Captain Dan's great grandparents were connected with the Salvation Army after migrating from Sweden, as were the next two generations.

"Music was a big part of our family," he said.

"It's a big part of the salvation army too. Brass bands in particular."

One of Captain Dan's most prized possessions is a picture of him as a young boy playing a plastic coronet and standing next to his father.

"So it does sort of show the generational influence of the brass music that's been handed down through the generations," Major Sarah says.

Major Sarah can also trace her family's involvement back for generations.

"Four generations of Salvation Army Officers," she says. "Which is an ordained minister."
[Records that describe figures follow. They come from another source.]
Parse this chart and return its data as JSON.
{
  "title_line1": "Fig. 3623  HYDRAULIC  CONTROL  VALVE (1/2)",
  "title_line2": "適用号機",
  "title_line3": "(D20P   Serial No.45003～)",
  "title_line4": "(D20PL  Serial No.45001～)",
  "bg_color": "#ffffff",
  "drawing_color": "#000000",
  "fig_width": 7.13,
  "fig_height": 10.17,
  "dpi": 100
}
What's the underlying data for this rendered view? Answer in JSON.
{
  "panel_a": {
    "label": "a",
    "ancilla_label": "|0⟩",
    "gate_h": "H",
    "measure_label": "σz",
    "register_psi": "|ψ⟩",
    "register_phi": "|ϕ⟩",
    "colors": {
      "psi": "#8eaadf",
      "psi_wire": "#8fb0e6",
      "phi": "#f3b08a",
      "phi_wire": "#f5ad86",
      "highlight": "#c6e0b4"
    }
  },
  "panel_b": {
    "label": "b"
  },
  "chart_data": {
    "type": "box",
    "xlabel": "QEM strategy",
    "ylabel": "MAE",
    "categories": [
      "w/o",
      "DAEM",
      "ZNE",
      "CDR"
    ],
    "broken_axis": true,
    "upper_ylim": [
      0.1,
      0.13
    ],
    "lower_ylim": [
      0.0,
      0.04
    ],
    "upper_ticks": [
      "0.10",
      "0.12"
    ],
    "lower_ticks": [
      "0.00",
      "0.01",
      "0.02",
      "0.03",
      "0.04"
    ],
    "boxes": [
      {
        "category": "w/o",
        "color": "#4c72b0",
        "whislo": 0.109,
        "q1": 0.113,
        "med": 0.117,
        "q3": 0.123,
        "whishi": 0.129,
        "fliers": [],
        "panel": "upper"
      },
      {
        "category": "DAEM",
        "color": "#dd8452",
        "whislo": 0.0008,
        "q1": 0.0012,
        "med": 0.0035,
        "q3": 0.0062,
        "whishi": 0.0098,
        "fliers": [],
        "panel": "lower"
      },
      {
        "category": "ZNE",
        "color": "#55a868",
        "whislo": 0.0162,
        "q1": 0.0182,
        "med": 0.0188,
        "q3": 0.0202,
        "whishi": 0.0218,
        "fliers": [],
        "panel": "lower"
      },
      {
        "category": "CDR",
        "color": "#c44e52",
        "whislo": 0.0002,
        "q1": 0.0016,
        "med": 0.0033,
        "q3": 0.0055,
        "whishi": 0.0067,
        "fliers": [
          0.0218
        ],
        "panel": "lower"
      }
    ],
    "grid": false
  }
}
But her story involving her grandmother is a little edgier.

"She grew up in a household where there were 11 children and her father was a gangster."

But not just any gangster.

"[My] great grandfather was associated with gangs under Al Capone," she says.

"It was that whole kind of circuit."

Because of that, Major Sarah says the family was always on the run. An untimely death of a sibling led to a Salvation Army officer reaching out to help the broken family.

"And that was the first place where it started to occur to my grandmother that there was more to life than always running, and that she actually had value, and that she was loved and that God had a plan for her life," she says.

That officer's name, Captain A.O. Baker, is still special after all these years.

"Had he not knocked on that door, I probably wouldn't be sitting in this seat in Tulsa, Oklahoma right now," she says.

But Major Sarah is here, with Captain Dan right by her side, fighting hunger and poverty during this pandemic.

And raising a family that might just carry on the family tradition of service to the community.

When asked how long they think they'll be allowed to stay in Tulsa, both responded, "Oh let's pray at least five years, hopefully."